I feel they don't care, and whenever I speak with my mom about my party, she never seems interested. When I speak with my grandmother about the party, her response is, "I don't care what you do, just don't have it here!" Not having family support makes me upset, and I'd think they'd want to do all they can to help me celebrate a joyous occasion. Harriette, how do I let my family know my feelings without sounding childish? -- Longing for Family, Chicago

DEAR LONGING FOR FAMILY: For whatever your reasons, you have made your vision for your future come true independently. Given that your family has not been involved leading up to now, it is no surprise that they are not invested at celebration time.

You need to lower your expectations. You may also want to take a different approach. There is a chance that your family feels like you do not need them since you have done it all on your own. If they are not as highly educated as you, that could also be a source of strain for some. Yes, you would hope that they would be proud of your accomplishments -- and they may be. They just may not know how to engage you about it. Instead of looking for enthusiasm, plant some enthusiastic seeds. Ask your mother if she would like to help you decorate. Ask your grandmother if she would like to invite any of her friends. Ask things in bite-size nuggets, small enough that they can feel comfortable responding without feeling overwhelmed. Coax them into being a part of your celebration. Some of them may come around. Be sure to keep your good friends close, though, so that you have emotional support when you need it.

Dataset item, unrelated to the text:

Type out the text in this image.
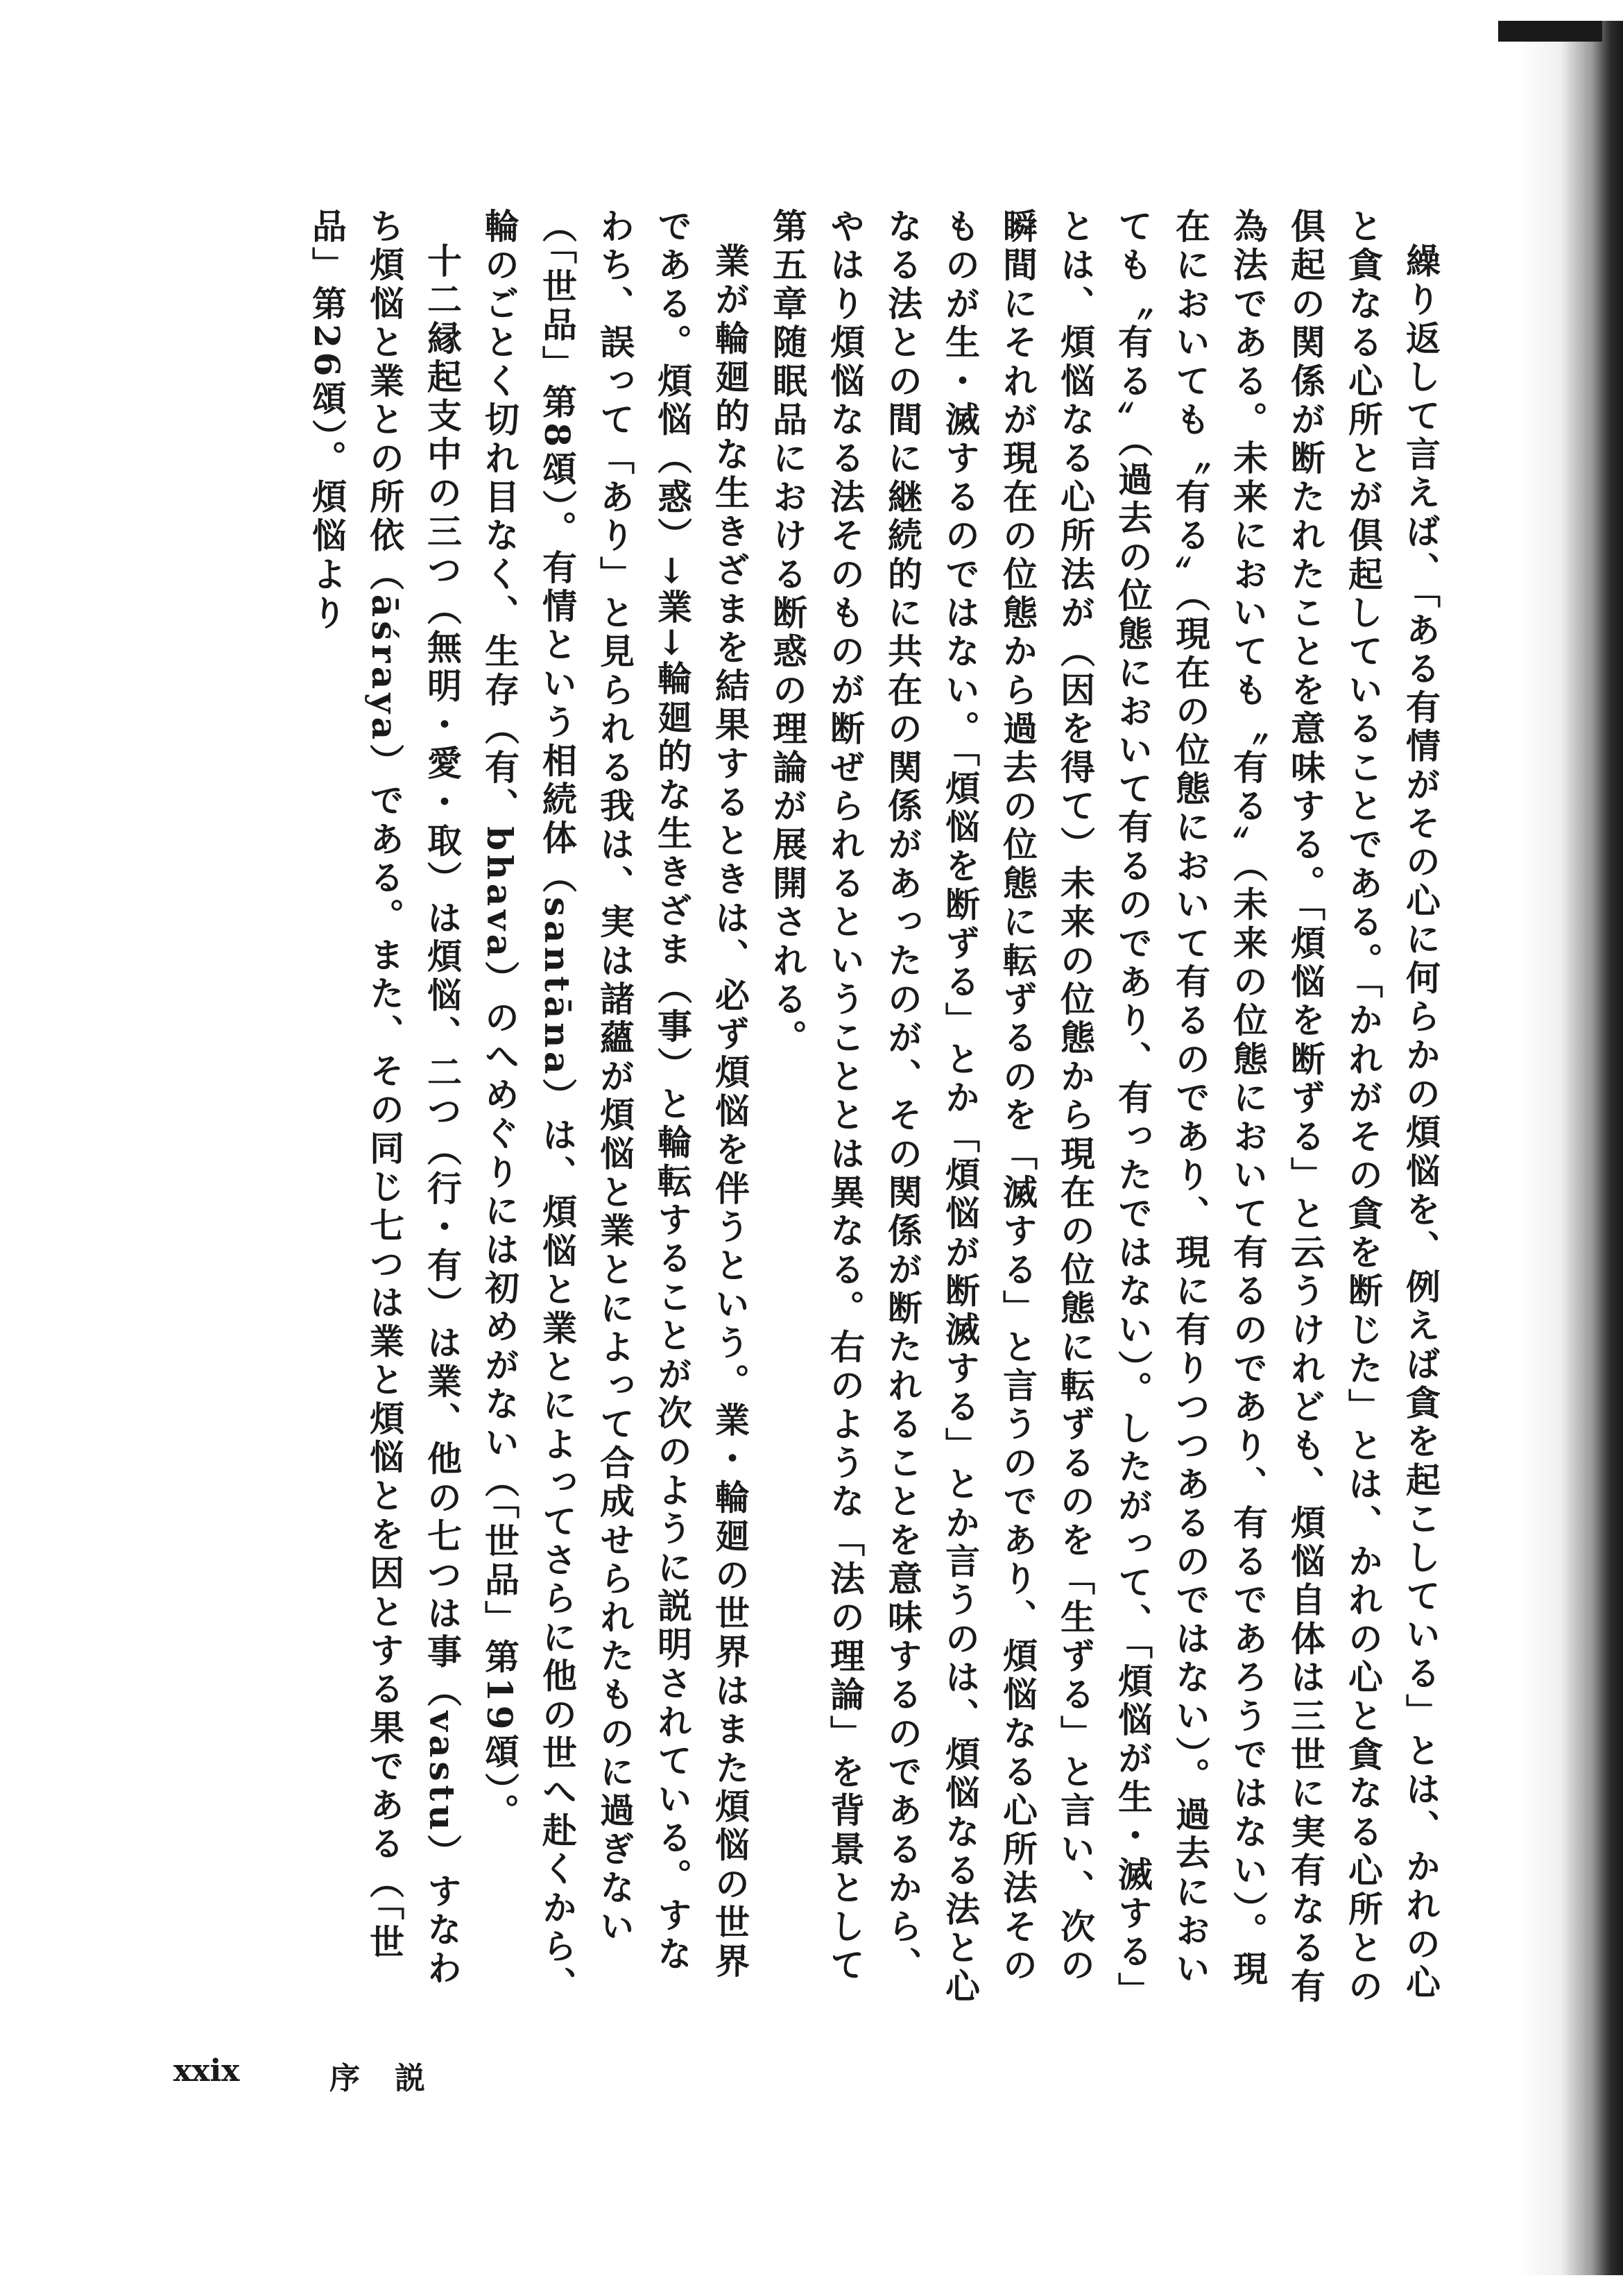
繰り返して言えば、「ある有情がその心に何らかの煩悩を、例えば貪を起こしている」とは、かれの心と貪なる心所とが倶起していることである。「かれがその貪を断じた」とは、かれの心と貪なる心所との倶起の関係が断たれたことを意味する。「煩悩を断ずる」と云うけれども、煩悩自体は三世に実有なる有為法である。未来においても〝有る〟（未来の位態において有るのであり、有るであろうではない）。現在においても〝有る〟（現在の位態において有るのであり、現に有りつつあるのではない）。過去においても〝有る〟（過去の位態において有るのであり、有ったではない）。したがって、「煩悩が生・滅する」とは、煩悩なる心所法が（因を得て）未来の位態から現在の位態に転ずるのを「生ずる」と言い、次の瞬間にそれが現在の位態から過去の位態に転ずるのを「滅する」と言うのであり、煩悩なる心所法そのものが生・滅するのではない。「煩悩を断ずる」とか「煩悩が断滅する」とか言うのは、煩悩なる法と心なる法との間に継続的に共在の関係があったのが、その関係が断たれることを意味するのであるから、やはり煩悩なる法そのものが断ぜられるということとは異なる。右のような「法の理論」を背景として第五章随眠品における断惑の理論が展開される。

業が輪廻的な生きざまを結果するときは、必ず煩悩を伴うという。業・輪廻の世界はまた煩悩の世界である。煩悩（惑）→業→輪廻的な生きざま（事）と輪転することが次のように説明されている。すなわち、誤って「あり」と見られる我は、実は諸蘊が煩悩と業とによって合成せられたものに過ぎない（「世品」第8頌）。有情という相続体（santāna）は、煩悩と業とによってさらに他の世へ赴くから、輪のごとく切れ目なく、生存（有、bhava）のへめぐりには初めがない（「世品」第19頌）。

十二縁起支中の三つ（無明・愛・取）は煩悩、二つ（行・有）は業、他の七つは事（vastu）すなわち煩悩と業との所依（āśraya）である。また、その同じ七つは業と煩悩とを因とする果である（「世品」第26頌）。煩悩より

xxix	序説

DEAR HARRIETTE: I have a terrible habit of not checking my voice mail messages. I went to the ATM in an attempt to withdraw money out of my account. To my surprise, my account was frozen due to fraudulent activity. The bank left several messages on my phone a few days ago, and I could have had this matter solved had I checked my voice mail. Can you help me break this habit? -- One New Message, Jackson, Miss.

DEAR ONE NEW MESSAGE: Do you really need another bad experience in order to pay closer attention to checking your voice mail? Having your bank account frozen should be enough.

What you need to do is develop a ritual. Check your voice mail in the morning and in the evening. Write it down or put an alarm reminder in your phone, if you have a smartphone.